The question you're responding to is (although of little if any practical importance) a more philosophical one than can be answered by cortex differentiation, which cannot tell us much at all about the experience of qualia.
The quantifiable characteristics of the light spectrum are the same--the experience of the qualia are not necessarily the same. This is common with taste and smell; it could easily be the same story with the experience of color.
This feels like a "god of the gaps" religious argument. Every time we learn more the degree to which two people's perception of color can vary shrinks as we find them functionally identical at every level of our understanding. Will it take the invention of a machine that can perfectly read a human's mind to convince armchair philosophers there are no more shadows for it to hide in?
Your analogy doesn't work and I suspect it's because you may fundamentally misunderstand what qualia actually are--this isn't about gaps; this relates much more to the logical impossibility of reducing qualia to something that can be understood through quantitative methods.

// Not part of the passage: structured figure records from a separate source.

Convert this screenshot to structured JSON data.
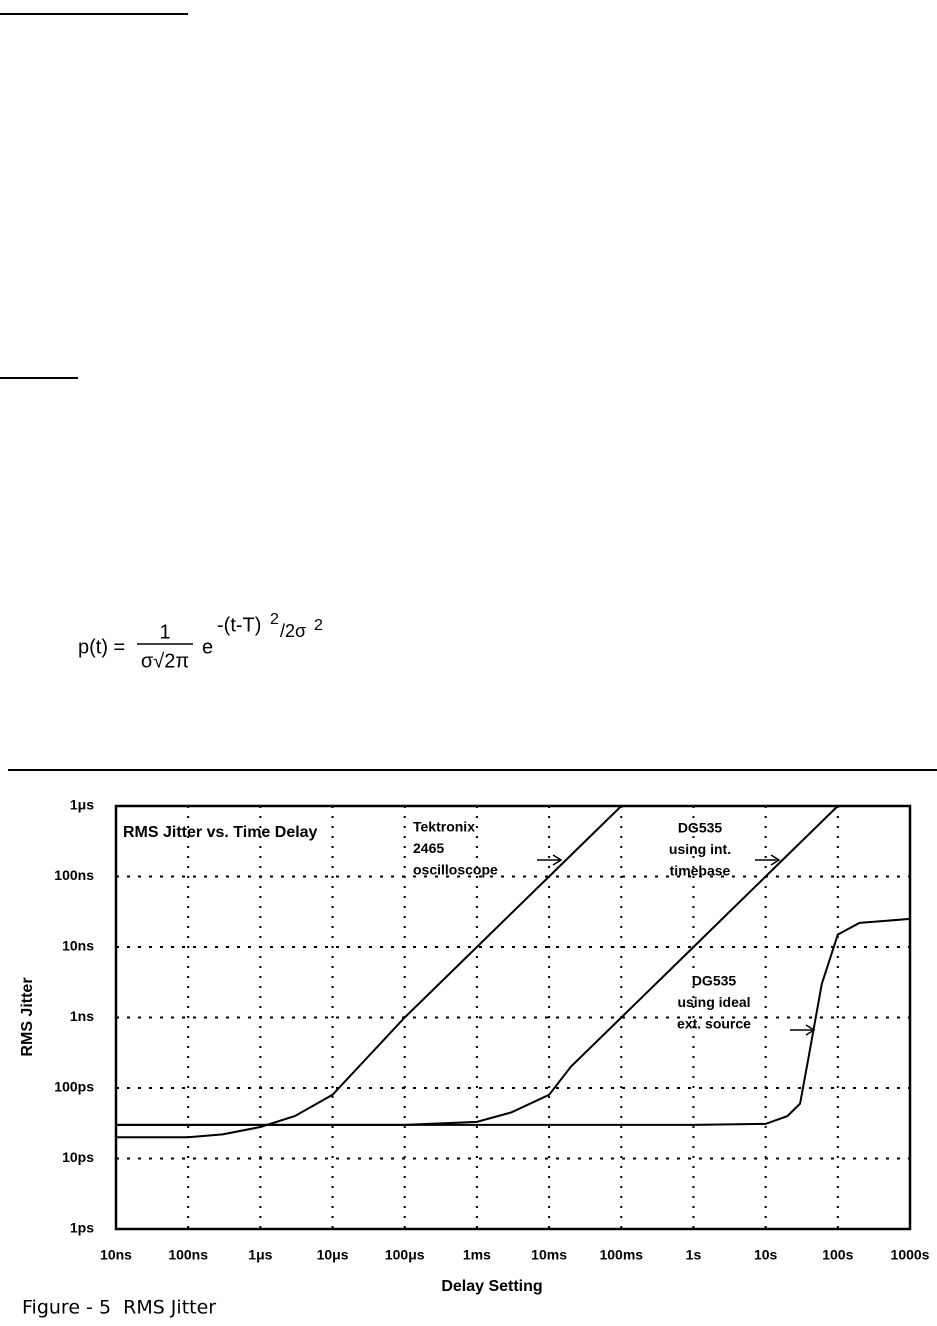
{
  "formula": {
    "lhs": "p(t) =",
    "numerator": "1",
    "denominator": "σ√2π",
    "base": "e",
    "exponent": "-(t-T)",
    "exponent_power": "2",
    "exponent_divisor": "/2σ",
    "exponent_divisor_power": "2"
  },
  "chart_data": {
    "type": "line",
    "title": "RMS Jitter  vs. Time Delay",
    "x_label": "Delay Setting",
    "y_label": "RMS Jitter",
    "xscale": "log",
    "yscale": "log",
    "grid": true,
    "color": "#000000",
    "xlim": [
      1e-08,
      1000
    ],
    "ylim": [
      1e-12,
      1e-06
    ],
    "xticks": [
      {
        "value": 1e-08,
        "label": "10ns"
      },
      {
        "value": 1e-07,
        "label": "100ns"
      },
      {
        "value": 1e-06,
        "label": "1μs"
      },
      {
        "value": 1e-05,
        "label": "10μs"
      },
      {
        "value": 0.0001,
        "label": "100μs"
      },
      {
        "value": 0.001,
        "label": "1ms"
      },
      {
        "value": 0.01,
        "label": "10ms"
      },
      {
        "value": 0.1,
        "label": "100ms"
      },
      {
        "value": 1,
        "label": "1s"
      },
      {
        "value": 10,
        "label": "10s"
      },
      {
        "value": 100,
        "label": "100s"
      },
      {
        "value": 1000,
        "label": "1000s"
      }
    ],
    "yticks": [
      {
        "value": 1e-12,
        "label": "1ps"
      },
      {
        "value": 1e-11,
        "label": "10ps"
      },
      {
        "value": 1e-10,
        "label": "100ps"
      },
      {
        "value": 1e-09,
        "label": "1ns"
      },
      {
        "value": 1e-08,
        "label": "10ns"
      },
      {
        "value": 1e-07,
        "label": "100ns"
      },
      {
        "value": 1e-06,
        "label": "1μs"
      }
    ],
    "series": [
      {
        "label_lines": [
          "Tektronix",
          "2465",
          "oscilloscope"
        ],
        "color": "#000000",
        "x": [
          1e-08,
          1e-07,
          3e-07,
          1e-06,
          3e-06,
          1e-05,
          0.0001,
          0.001,
          0.01,
          0.1
        ],
        "values": [
          2e-11,
          2e-11,
          2.2e-11,
          2.8e-11,
          4e-11,
          8e-11,
          1e-09,
          1e-08,
          1e-07,
          1e-06
        ]
      },
      {
        "label_lines": [
          "DG535",
          "using int.",
          "timebase"
        ],
        "color": "#000000",
        "x": [
          1e-08,
          0.0001,
          0.001,
          0.003,
          0.01,
          0.02,
          0.1,
          1,
          10,
          100
        ],
        "values": [
          3e-11,
          3e-11,
          3.3e-11,
          4.5e-11,
          8e-11,
          2e-10,
          1e-09,
          1e-08,
          1e-07,
          1e-06
        ]
      },
      {
        "label_lines": [
          "DG535",
          "using ideal",
          "ext. source"
        ],
        "color": "#000000",
        "x": [
          1e-08,
          1,
          10,
          20,
          30,
          40,
          60,
          100,
          200,
          1000
        ],
        "values": [
          3e-11,
          3e-11,
          3.1e-11,
          4e-11,
          6e-11,
          3e-10,
          3e-09,
          1.5e-08,
          2.2e-08,
          2.5e-08
        ]
      }
    ]
  },
  "caption": "Figure - 5  RMS Jitter"
}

You dropped the key in the dark and are looking for it under a beam of light three feet away by trying to claim that any any amount of neuroscience could answer a question of this nature.
That said, much like the problem of induction, its insolubility is not necessarily of much practical importance day-to-day. We know that certain wavelengths will be recognized by people with normal visual faculties as "red"; whether the way they experience that qualia is different or not is not of much practical importance. It's more of a reminder of the limits of our empirical knowledge.
Yes, unless you have some kind of color vision deficiency. The human visual cortex has little differentiation among individuals.